1. Create a Slurm cluster
- CLI
- UI
Create a Managed Slurm cluster with a single command. This provisions the underlying Kubernetes cluster, Slurm controller, login nodes, and shared storage, and installs the required add-ons automatically.
crusoe slurm clusters create \
--name my-slurm-cluster \
--location us-southcentral1-a \
--keyfile ~/.ssh/id_ed25519.pub
The command waits for the operation to complete and prints the result.
2. Add worker nodes
Worker capacity is provided by node sets attached to the cluster. You can create GPU (NVIDIA) node sets for training and inference workloads, or CPU-only node sets for preprocessing, orchestration, or other auxiliary workloads.
- CLI
- UI
crusoe slurm nodesets create \
--name gpu-workers \
--cluster-name my-slurm-cluster \
--type b200-180gb-sxm-ib.8x \
--count 2 \
--ib-partition-id <IB_PARTITION_ID>
Use --ib-partition-id for multi-node InfiniBand workloads. See Supported GPU Types for available instance types.

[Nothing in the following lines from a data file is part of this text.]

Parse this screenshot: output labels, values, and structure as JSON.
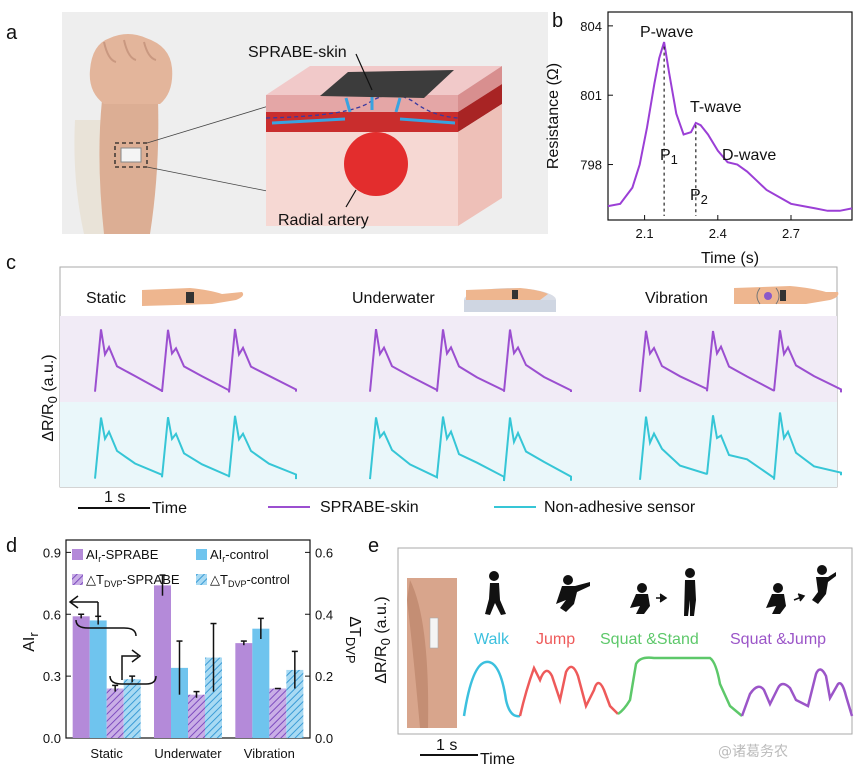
{
  "panels": {
    "a": "a",
    "b": "b",
    "c": "c",
    "d": "d",
    "e": "e"
  },
  "panel_a": {
    "skin_label": "SPRABE-skin",
    "artery_label": "Radial artery"
  },
  "chart_data": [
    {
      "type": "line",
      "panel": "b",
      "xlabel": "Time (s)",
      "ylabel": "Resistance (Ω)",
      "xticks": [
        "2.1",
        "2.4",
        "2.7"
      ],
      "yticks": [
        "798",
        "801",
        "804"
      ],
      "xlim": [
        1.95,
        2.95
      ],
      "ylim": [
        795.6,
        804.6
      ],
      "x": [
        1.95,
        2.0,
        2.05,
        2.08,
        2.11,
        2.14,
        2.16,
        2.18,
        2.2,
        2.23,
        2.26,
        2.29,
        2.31,
        2.33,
        2.36,
        2.4,
        2.44,
        2.48,
        2.52,
        2.56,
        2.6,
        2.65,
        2.7,
        2.75,
        2.8,
        2.85,
        2.9,
        2.95
      ],
      "y": [
        796.2,
        796.3,
        797.0,
        798.0,
        799.6,
        801.5,
        802.6,
        803.3,
        802.0,
        800.2,
        799.3,
        799.4,
        799.8,
        799.7,
        799.3,
        798.6,
        798.1,
        798.0,
        797.7,
        797.3,
        796.9,
        796.6,
        796.3,
        796.2,
        796.1,
        796.0,
        796.0,
        796.1
      ],
      "annotations": {
        "p": "P-wave",
        "t": "T-wave",
        "d": "D-wave",
        "p1": "P",
        "p1_sub": "1",
        "p2": "P",
        "p2_sub": "2"
      },
      "color": "#9b3fd6"
    },
    {
      "type": "line",
      "panel": "c",
      "ylabel_main": "ΔR/R",
      "ylabel_sub": "0",
      "ylabel_tail": " (a.u.)",
      "conditions": [
        "Static",
        "Underwater",
        "Vibration"
      ],
      "scale_bar": "1 s",
      "time_label": "Time",
      "series": [
        {
          "name": "SPRABE-skin",
          "color": "#9b4fd0"
        },
        {
          "name": "Non-adhesive sensor",
          "color": "#36c6d6"
        }
      ]
    },
    {
      "type": "bar",
      "panel": "d",
      "categories": [
        "Static",
        "Underwater",
        "Vibration"
      ],
      "ylabel_left": "AI",
      "ylabel_left_sub": "r",
      "ylabel_right": "ΔT",
      "ylabel_right_sub": "DVP",
      "ylim_left": [
        0.0,
        0.96
      ],
      "ylim_right": [
        0.0,
        0.64
      ],
      "yticks_left": [
        "0.0",
        "0.3",
        "0.6",
        "0.9"
      ],
      "yticks_right": [
        "0.0",
        "0.2",
        "0.4",
        "0.6"
      ],
      "series": [
        {
          "name": "AIr-SPRABE",
          "legend_main": "AI",
          "legend_sub": "r",
          "legend_tail": "-SPRABE",
          "axis": "left",
          "values": [
            0.59,
            0.74,
            0.46
          ],
          "errors": [
            0.01,
            0.05,
            0.01
          ],
          "color": "#b48ad9",
          "hatched": false
        },
        {
          "name": "AIr-control",
          "legend_main": "AI",
          "legend_sub": "r",
          "legend_tail": "-control",
          "axis": "left",
          "values": [
            0.57,
            0.34,
            0.53
          ],
          "errors": [
            0.02,
            0.13,
            0.05
          ],
          "color": "#6fc4ee",
          "hatched": false
        },
        {
          "name": "ΔTDVP-SPRABE",
          "legend_main": "△T",
          "legend_sub": "DVP",
          "legend_tail": "-SPRABE",
          "axis": "right",
          "values": [
            0.16,
            0.14,
            0.16
          ],
          "errors": [
            0.01,
            0.01,
            0.0
          ],
          "color": "#9b6cd0",
          "hatched": true
        },
        {
          "name": "ΔTDVP-control",
          "legend_main": "△T",
          "legend_sub": "DVP",
          "legend_tail": "-control",
          "axis": "right",
          "values": [
            0.19,
            0.26,
            0.22
          ],
          "errors": [
            0.01,
            0.11,
            0.06
          ],
          "color": "#5cb8e8",
          "hatched": true
        }
      ]
    },
    {
      "type": "line",
      "panel": "e",
      "ylabel_main": "ΔR/R",
      "ylabel_sub": "0",
      "ylabel_tail": " (a.u.)",
      "segments": [
        {
          "name": "Walk",
          "color": "#3cc0de"
        },
        {
          "name": "Jump",
          "color": "#ee5a5a"
        },
        {
          "name": "Squat &Stand",
          "color": "#5dc86a"
        },
        {
          "name": "Squat &Jump",
          "color": "#9b55c8"
        }
      ],
      "scale_bar": "1 s",
      "time_label": "Time"
    }
  ],
  "watermark": "@诸葛务农"
}
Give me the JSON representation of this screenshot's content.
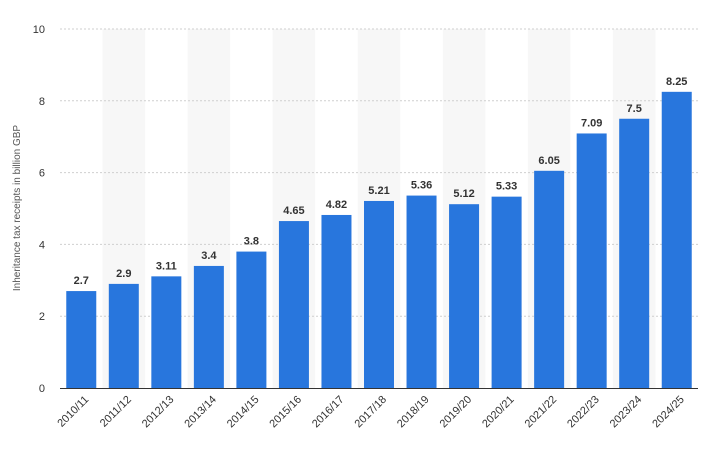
{
  "chart_data": {
    "type": "bar",
    "categories": [
      "2010/11",
      "2011/12",
      "2012/13",
      "2013/14",
      "2014/15",
      "2015/16",
      "2016/17",
      "2017/18",
      "2018/19",
      "2019/20",
      "2020/21",
      "2021/22",
      "2022/23",
      "2023/24",
      "2024/25"
    ],
    "values": [
      2.7,
      2.9,
      3.11,
      3.4,
      3.8,
      4.65,
      4.82,
      5.21,
      5.36,
      5.12,
      5.33,
      6.05,
      7.09,
      7.5,
      8.25
    ],
    "value_labels": [
      "2.7",
      "2.9",
      "3.11",
      "3.4",
      "3.8",
      "4.65",
      "4.82",
      "5.21",
      "5.36",
      "5.12",
      "5.33",
      "6.05",
      "7.09",
      "7.5",
      "8.25"
    ],
    "title": "",
    "xlabel": "",
    "ylabel": "Inheritance tax receipts in billion GBP",
    "ylim": [
      0,
      10
    ],
    "yticks": [
      0,
      2,
      4,
      6,
      8,
      10
    ],
    "grid": true,
    "bar_color": "#2876dd",
    "band_color": "#f7f7f7"
  }
}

- From your Slurm cluster's page in the console, click + Create Nodeset.
- In the Create Nodeset modal, accept the auto-generated name or enter your own.
- Choose the workload type: NVIDIA or CPU Only.
- Select an Instance Type and fill out the remaining required fields.
- Click Create Nodeset.
3. Connect and submit a job
- CLI
- UI
Grab the login-node endpoint from crusoe slurm clusters get <cluster>, then SSH into the cluster and confirm the scheduler is up:
ssh root@<LOGIN_NODE_ENDPOINT>
sinfo
# Worker nodes should show as idle and ready.
srun --gpus=8 nvidia-smi
Next steps
Decide how you want to use your cluster:
- Train models—Run distributed training on B200 GPUs with InfiniBand interconnects, using frameworks like PyTorch DDP, NVIDIA NeMo, DeepSpeed, and Ray Train. Multi-node jobs scale across the cluster's IB fabric without additional configuration on your end.
- Serve models—Run vLLM, NVIDIA Triton, or your own inference stack on hardware you control, colocated with your data and free from third-party rate limits. Autoscale replicas with the Cluster Autoscaler on CMK, or fix capacity with a dedicated Slurm partition.
- Run data processing—Execute GPU-accelerated preprocessing, embedding generation, or synthetic data pipelines with RAPIDS, Ray Data, or Spark on GPU. Reuse the same cluster for training and preprocessing to keep data close to the compute.